Lejos de ser sólo lluvia de pétalos de rosa, la vida en sociedades democráticas tiene espinas que muchos no soportan.
más importante de ellas es que, por lo menos en su concepción contemporánea, la democracia es plural.
Es decir, no está compuesta de personas con las mismas características, ideas, opiniones o cualidades. Por el contrario, la variedad es su esencia misma. Si todos pensáramos igual o fuéramos iguales, la democracia no tendría sentido porque no habría nada sustancial que discutir o distinguir.
Pero esta variedad no sólo existe, sino que es derecho ejercerla. A la par que el de expresar opiniones distintas y a tener las creencias religiosas de nuestra preferencia, la Constitución dominicana también consagra el derecho al libre desarrollo de la personalidad. Es decir, el derecho a vivir la vida como se prefiera sin por eso perder ninguna de las garantías que la Constitución ofrece.
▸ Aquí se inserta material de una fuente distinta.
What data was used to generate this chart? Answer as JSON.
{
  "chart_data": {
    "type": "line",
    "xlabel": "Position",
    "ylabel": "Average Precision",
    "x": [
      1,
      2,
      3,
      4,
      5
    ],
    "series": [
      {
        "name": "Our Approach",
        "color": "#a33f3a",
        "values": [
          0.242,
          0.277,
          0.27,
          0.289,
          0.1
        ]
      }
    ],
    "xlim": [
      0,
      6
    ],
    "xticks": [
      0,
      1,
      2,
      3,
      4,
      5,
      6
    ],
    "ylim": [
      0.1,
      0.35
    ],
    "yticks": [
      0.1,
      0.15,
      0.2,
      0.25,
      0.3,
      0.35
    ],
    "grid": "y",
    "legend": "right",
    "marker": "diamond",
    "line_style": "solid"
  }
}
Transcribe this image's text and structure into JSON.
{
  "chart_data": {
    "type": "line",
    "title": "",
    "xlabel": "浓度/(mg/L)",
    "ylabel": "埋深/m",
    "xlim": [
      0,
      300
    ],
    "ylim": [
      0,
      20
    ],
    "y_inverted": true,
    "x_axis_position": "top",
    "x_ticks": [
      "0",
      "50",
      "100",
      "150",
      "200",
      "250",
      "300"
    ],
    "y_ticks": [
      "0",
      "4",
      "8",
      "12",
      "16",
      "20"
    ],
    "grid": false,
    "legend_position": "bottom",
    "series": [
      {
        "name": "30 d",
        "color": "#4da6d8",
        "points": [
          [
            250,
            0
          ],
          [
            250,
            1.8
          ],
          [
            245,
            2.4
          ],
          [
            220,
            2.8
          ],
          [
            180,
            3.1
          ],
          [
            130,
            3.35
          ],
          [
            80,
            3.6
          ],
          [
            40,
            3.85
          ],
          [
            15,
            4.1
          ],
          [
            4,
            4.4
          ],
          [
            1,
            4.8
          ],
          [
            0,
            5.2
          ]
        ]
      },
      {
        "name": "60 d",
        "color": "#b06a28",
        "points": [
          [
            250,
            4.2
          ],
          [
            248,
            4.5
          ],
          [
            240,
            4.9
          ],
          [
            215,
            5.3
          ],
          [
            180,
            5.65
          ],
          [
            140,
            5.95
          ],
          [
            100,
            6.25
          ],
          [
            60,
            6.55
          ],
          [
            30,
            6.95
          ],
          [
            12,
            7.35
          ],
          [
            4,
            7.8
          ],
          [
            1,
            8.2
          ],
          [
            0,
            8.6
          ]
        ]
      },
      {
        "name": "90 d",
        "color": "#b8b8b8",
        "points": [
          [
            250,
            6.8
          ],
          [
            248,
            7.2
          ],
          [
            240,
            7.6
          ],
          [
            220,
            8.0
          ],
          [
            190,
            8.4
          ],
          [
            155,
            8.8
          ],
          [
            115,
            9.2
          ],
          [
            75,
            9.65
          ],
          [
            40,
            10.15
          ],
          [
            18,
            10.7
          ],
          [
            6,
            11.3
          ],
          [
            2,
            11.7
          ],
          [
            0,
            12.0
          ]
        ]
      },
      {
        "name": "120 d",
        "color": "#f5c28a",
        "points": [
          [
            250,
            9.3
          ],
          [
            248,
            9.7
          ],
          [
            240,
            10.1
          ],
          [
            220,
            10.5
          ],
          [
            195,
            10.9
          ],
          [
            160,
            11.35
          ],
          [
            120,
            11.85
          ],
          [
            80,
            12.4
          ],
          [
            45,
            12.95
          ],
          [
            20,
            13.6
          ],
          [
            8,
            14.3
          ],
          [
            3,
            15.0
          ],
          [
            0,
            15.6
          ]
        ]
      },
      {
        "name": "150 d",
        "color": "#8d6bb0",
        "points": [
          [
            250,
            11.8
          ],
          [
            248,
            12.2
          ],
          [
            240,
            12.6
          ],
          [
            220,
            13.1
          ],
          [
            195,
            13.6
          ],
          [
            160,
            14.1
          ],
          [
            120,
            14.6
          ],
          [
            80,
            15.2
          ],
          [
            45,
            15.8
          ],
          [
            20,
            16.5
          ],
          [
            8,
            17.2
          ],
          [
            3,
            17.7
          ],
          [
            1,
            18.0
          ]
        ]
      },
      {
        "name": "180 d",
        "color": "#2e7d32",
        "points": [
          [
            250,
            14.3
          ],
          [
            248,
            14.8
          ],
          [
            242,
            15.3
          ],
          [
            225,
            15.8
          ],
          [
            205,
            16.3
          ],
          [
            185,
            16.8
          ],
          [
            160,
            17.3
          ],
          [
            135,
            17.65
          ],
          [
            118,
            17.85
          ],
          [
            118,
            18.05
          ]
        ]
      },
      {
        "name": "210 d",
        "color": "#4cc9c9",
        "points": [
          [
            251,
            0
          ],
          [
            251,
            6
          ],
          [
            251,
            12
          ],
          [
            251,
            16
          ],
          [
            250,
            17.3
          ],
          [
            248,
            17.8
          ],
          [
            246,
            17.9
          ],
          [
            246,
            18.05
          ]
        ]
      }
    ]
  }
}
De esto queda claro que las diferencias pueden ser vividas a plenitud siempre que no se vulneren los derechos de los demás.
El problema radica en que mucha gente no entiende, o no quiere entender, que no tiene la potestad de decidir sobre las vidas ajenas. Siempre que no se inmiscuya en la suya, o le violente algún derecho jurídicamente reconocido, el otro es libre de vivir su vida, tal y como lo es uno.
La propuesta de que los diferentes tienen derechos, pero están obligados a esconder aquello que los hace distintos a los demás, es jurídicamente improcedente y democráticamente inviable. Tal y como afirma Kenji Yoshino, obligar al otro a tapar su naturaleza o sus preferencias violenta sus derechos.
Es decir, que quienes desafían el Derecho son aquellos que quieren esconder a los otros debajo de la alfombra, como si fueran polvo.
El artículo 8 constitucional establece el derecho de toda persona a buscar su perfeccionamiento personal “de forma igualitaria, equitativa y progresiva, dentro de un marco de libertad individual y de justicia social, compatibles con el orden público, el bienestar general y los derechos de todos y todas”.
Pero la Carta Magna se refiere a la vida propia, no a la ajena. En pocas palabras, y para usar un refrán de la sabiduría popular, que cada uno atienda sus propios cartones, que se le puede pasar el bingo.